A Grim Life Arber Shehu
July 15, 1997. If I can remember correctly, we started our trip going north to Tirana, the country’s capital city. Early in the morning with all our furniture, belongings and pieces of memory all packet in to a run down, paint rusting truck, we left the city of 1,000 citizens that lived off the business of mining the coal that powered most of communist Albania.
The trip was brutal on the roads filled with holes big as washing sinks. A five hour trip on a part dirt road part crumbling pavement covering the dangerous sharp curving steep sides of inhospitable terrain of hills and mountains filled with mushroom shaped bunkers of the former communist working party of Enver Hoxha.
We entered a city were all sorts of life come together from gangsters, pimps, hustlers, merchants, villagers, gypsies, foreign journalists televising the county’s darkest terrifying times and liquor drinking, cocaine sniffing politicians. Tirana, the size of Dearborn with a population of 300,000 or more at that time, was a chance at hoping for a better life. Poverty swamps the city every day. Tirana was the most prosperous city. The wages offered by the constructional boom fueled by blood money from the mafia was twice that of a $10 a day job in other cities. There were no more manufacturing wages. Prosperity for six out of ten people was agriculture; back breaking laborer with out the luxuries of machines like a tractor or a plough.

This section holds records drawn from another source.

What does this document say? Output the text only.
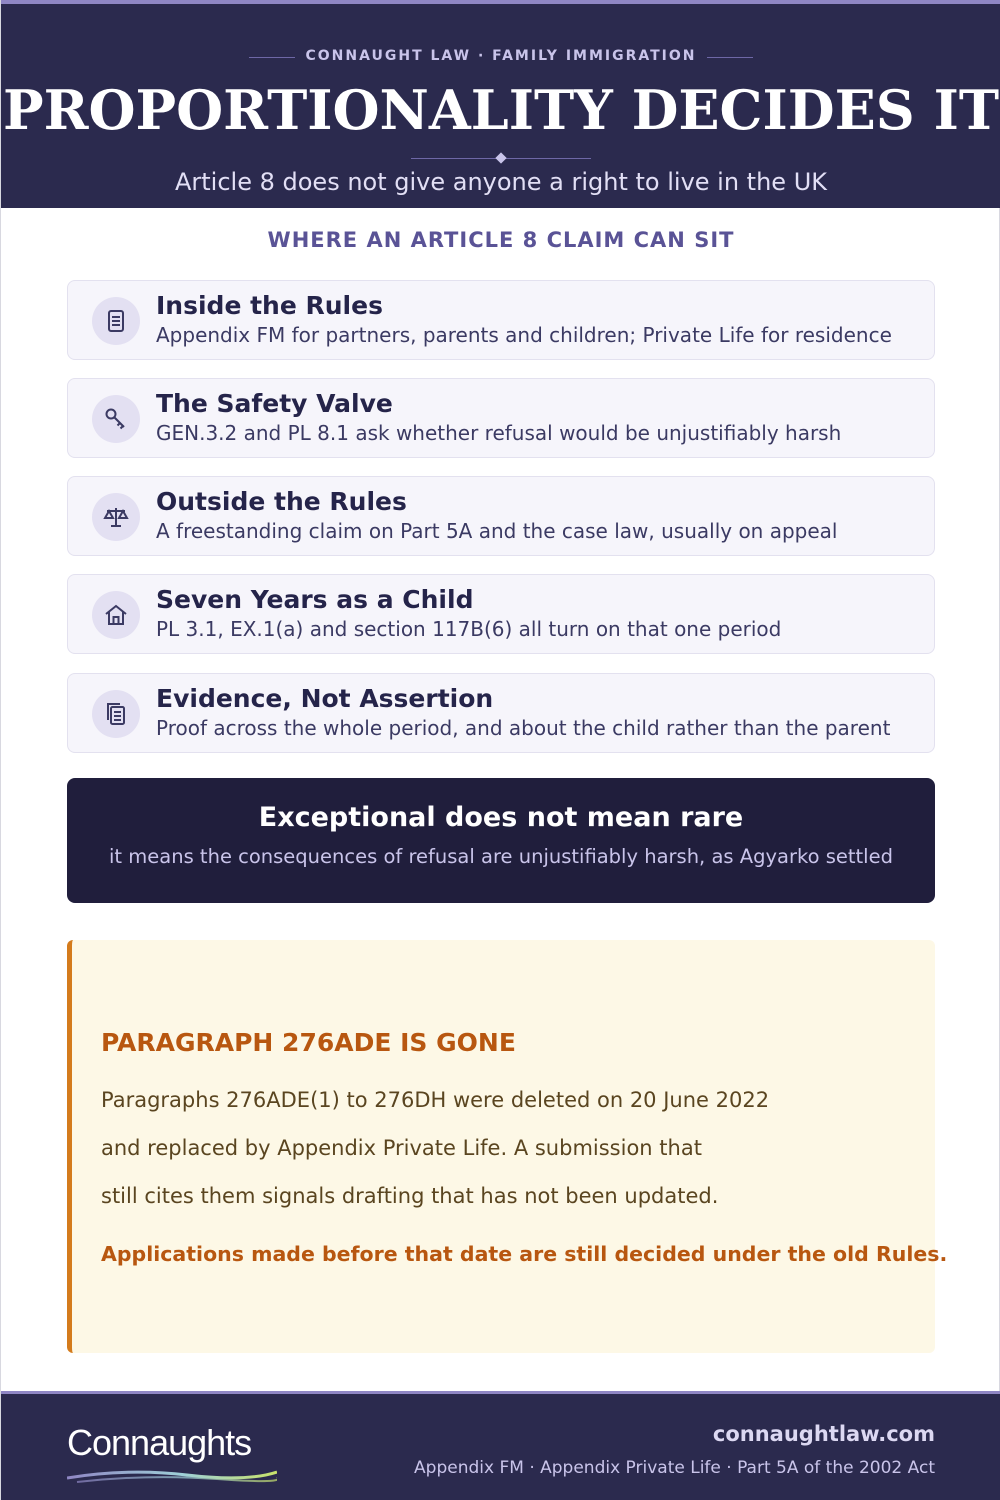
CONNAUGHT LAW · FAMILY IMMIGRATION
PROPORTIONALITY DECIDES IT
Article 8 does not give anyone a right to live in the UK
WHERE AN ARTICLE 8 CLAIM CAN SIT
Inside the Rules
Appendix FM for partners, parents and children; Private Life for residence
The Safety Valve
GEN.3.2 and PL 8.1 ask whether refusal would be unjustifiably harsh
Outside the Rules
A freestanding claim on Part 5A and the case law, usually on appeal
Seven Years as a Child
PL 3.1, EX.1(a) and section 117B(6) all turn on that one period
Evidence, Not Assertion
Proof across the whole period, and about the child rather than the parent
Exceptional does not mean rare
it means the consequences of refusal are unjustifiably harsh, as Agyarko settled
PARAGRAPH 276ADE IS GONE
Paragraphs 276ADE(1) to 276DH were deleted on 20 June 2022
and replaced by Appendix Private Life. A submission that
still cites them signals drafting that has not been updated.
Applications made before that date are still decided under the old Rules.
Connaughts	connaughtlaw.com
Appendix FM · Appendix Private Life · Part 5A of the 2002 Act
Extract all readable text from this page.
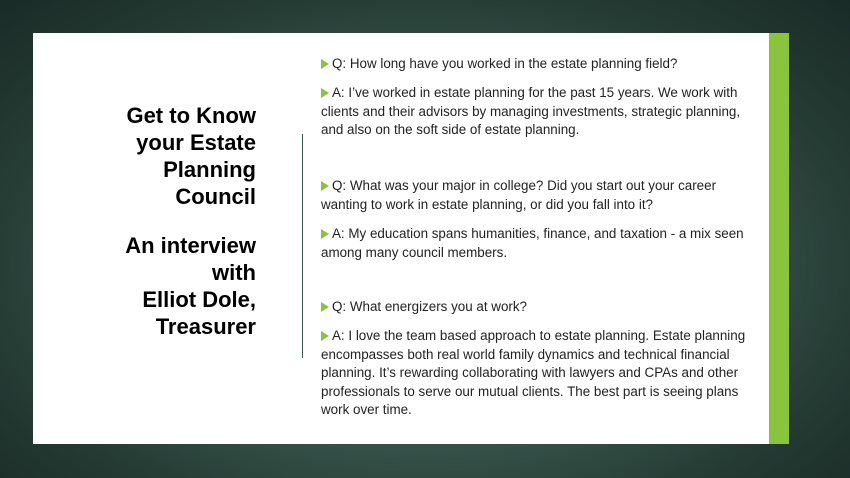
Get to Know
your Estate
Planning
Council
An interview
with
Elliot Dole,
Treasurer
Q: How long have you worked in the estate planning field?
A: I’ve worked in estate planning for the past 15 years. We work with clients and their advisors by managing investments, strategic planning, and also on the soft side of estate planning.
Q: What was your major in college? Did you start out your career wanting to work in estate planning, or did you fall into it?
A: My education spans humanities, finance, and taxation - a mix seen among many council members.
Q: What energizers you at work?
A: I love the team based approach to estate planning. Estate planning encompasses both real world family dynamics and technical financial planning. It’s rewarding collaborating with lawyers and CPAs and other professionals to serve our mutual clients. The best part is seeing plans work over time.
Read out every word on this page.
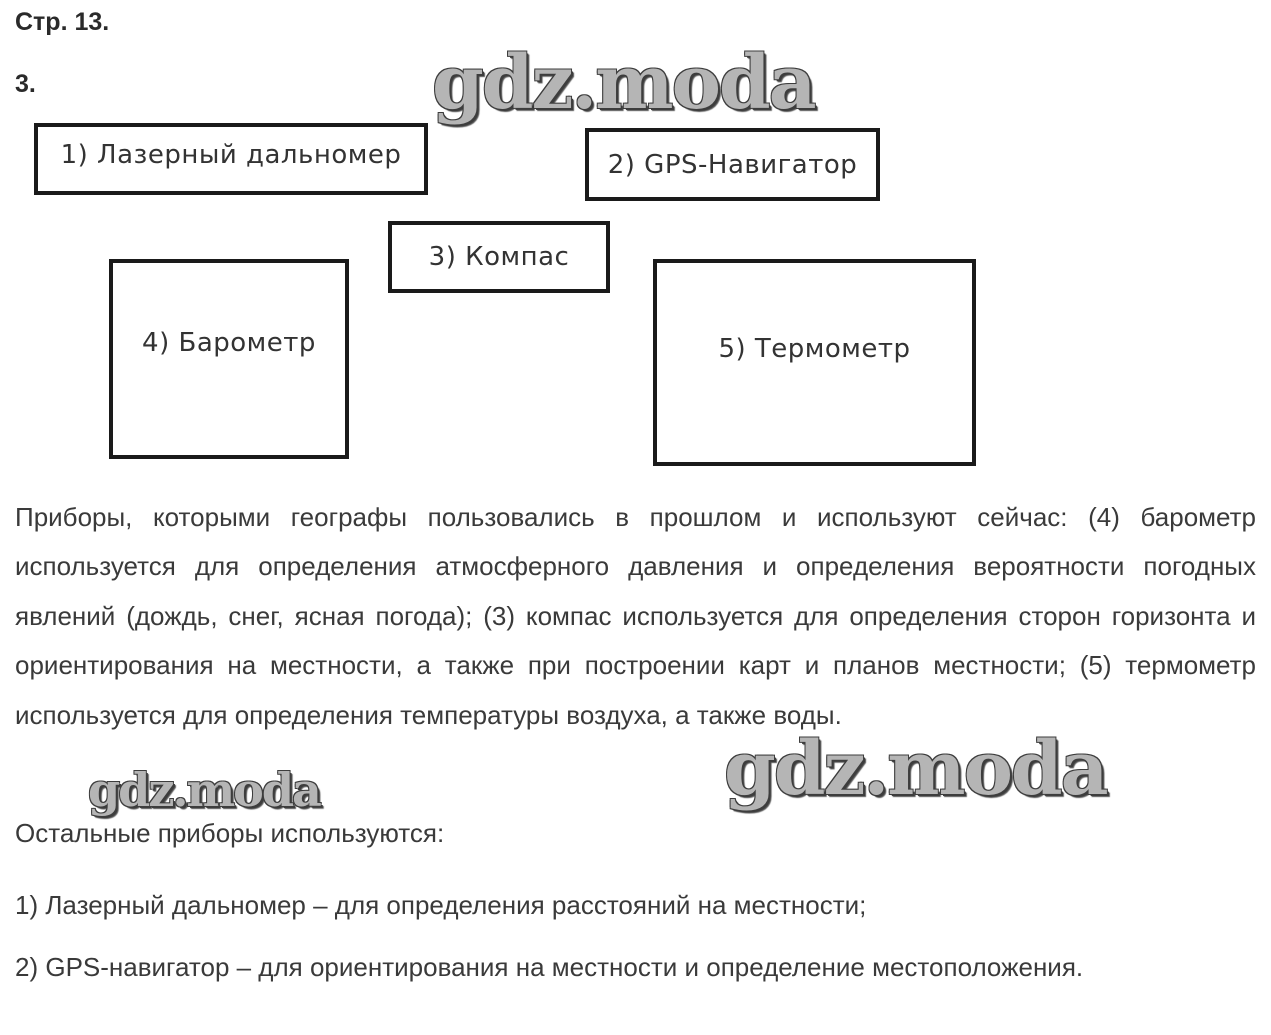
Стр. 13.
3.	gdz.moda
1) Лазерный дальномер	2) GPS-Навигатор
3) Компас
4) Барометр	5) Термометр
Приборы, которыми географы пользовались в прошлом и используют сейчас: (4) барометр используется для определения атмосферного давления и определения вероятности погодных явлений (дождь, снег, ясная погода); (3) компас используется для определения сторон горизонта и ориентирования на местности, а также при построении карт и планов местности; (5) термометр используется для определения температуры воздуха, а также воды.
gdz.moda	gdz.moda
Остальные приборы используются:
1) Лазерный дальномер – для определения расстояний на местности;
2) GPS-навигатор – для ориентирования на местности и определение местоположения.
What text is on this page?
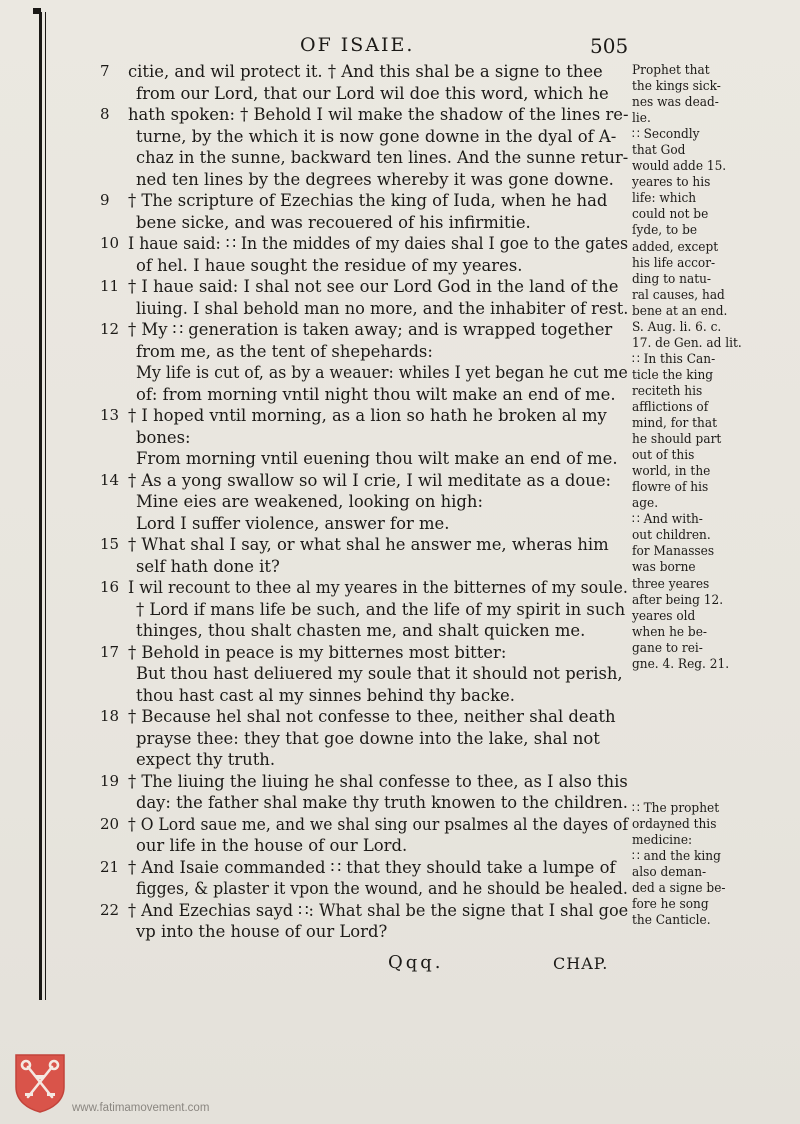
OF ISAIE.	505
7	citie, and wil protect it. † And this shal be a signe to thee
from our Lord, that our Lord wil doe this word, which he
8	hath spoken: † Behold I wil make the shadow of the lines re-
turne, by the which it is now gone downe in the dyal of A-
chaz in the sunne, backward ten lines. And the sunne retur-
ned ten lines by the degrees whereby it was gone downe.
9	† The scripture of Ezechias the king of Iuda, when he had
bene sicke, and was recouered of his infirmitie.
10 I haue said: ∷ In the middes of my daies shal I goe to the gates
of hel. I haue sought the residue of my yeares.
11 † I haue said: I shal not see our Lord God in the land of the
liuing. I shal behold man no more, and the inhabiter of rest.
12 † My ∷ generation is taken away; and is wrapped together
from me, as the tent of shepehards:
My life is cut of, as by a weauer: whiles I yet began he cut me
of: from morning vntil night thou wilt make an end of me.
13 † I hoped vntil morning, as a lion so hath he broken al my
bones:
From morning vntil euening thou wilt make an end of me.
14 † As a yong swallow so wil I crie, I wil meditate as a doue:
Mine eies are weakened, looking on high:
Lord I suffer violence, answer for me.
15 † What shal I say, or what shal he answer me, wheras him
self hath done it?
16 I wil recount to thee al my yeares in the bitternes of my soule.
† Lord if mans life be such, and the life of my spirit in such
thinges, thou shalt chasten me, and shalt quicken me.
17 † Behold in peace is my bitternes most bitter:
But thou hast deliuered my soule that it should not perish,
thou hast cast al my sinnes behind thy backe.
18 † Because hel shal not confesse to thee, neither shal death
prayse thee: they that goe downe into the lake, shal not
expect thy truth.
19 † The liuing the liuing he shal confesse to thee, as I also this
day: the father shal make thy truth knowen to the children.
20 † O Lord saue me, and we shal sing our psalmes al the dayes of
our life in the house of our Lord.
21 † And Isaie commanded ∷ that they should take a lumpe of
figges, & plaster it vpon the wound, and he should be healed.
22 † And Ezechias sayd ∷: What shal be the signe that I shal goe
vp into the house of our Lord?
Prophet that
the kings sick-
nes was dead-
lie.
∷ Secondly
that God
would adde 15.
yeares to his
life: which
could not be
ſyde, to be
added, except
his life accor-
ding to natu-
ral causes, had
bene at an end.
S. Aug. li. 6. c.
17. de Gen. ad lit.
∷ In this Can-
ticle the king
reciteth his
afflictions of
mind, for that
he should part
out of this
world, in the
flowre of his
age.
∷ And with-
out children.
for Manasses
was borne
three yeares
after being 12.
yeares old
when he be-
gane to rei-
gne. 4. Reg. 21.
∷ The prophet
ordayned this
medicine:
∷ and the king
also deman-
ded a signe be-
fore he song
the Canticle.
Qqq.	CHAP.
www.fatimamovement.com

My father moved us in to someone’s first floor, big two storey house. My oldest brother and father already had jobs because they moved before as. Brother worked at bingo and father on construction. My mother received a job working; making $2 dollars a day at her second cousin’s clothing shop. Many others were forced to be entrepreneurs, opening up kiosks and stands wherever there was space in the downtown central plaza of the national hero, Skenerbeu. The more lucrative street entrepreneurs were old men converting currency from refugees, immigrants working low paying jobs in every corner of Europe. My second oldest brother, a mislaid adolescent worked at night time as a guard with a Kalashnikov assault rifle for protection in the clothing shop. I went on to third grade.
Beside working, mother’s other duties were to do her best in the worst times. With constant black outs, house work was a struggle. Many emigrated from the hell they called home to Greece and Italy. October of 1997 my mother went forth with the decision to fill out a lottery to win a green card.
We moved from the grim muddy streets, small two rooms a hallway that served as a dinning and living room too a slightly better working, not so big apartment.
Meanwhile my oldest brother enrolled in Marine school to a south-western costal with the Adriatic sea city, Vlora. Father relentlessly tried to teach my second brother his profession. Mother still had the same job. The lottery was answered and the paper work had began. I went on to forth grade.
The necessity was too great. Twenty two months of rigors demands and health examinations went through, eroding our mix emotions.
May 28, 1999. On air port Rinas, kissing, hugging close relatives goodbye, we depart on an Albania on an Italian air line.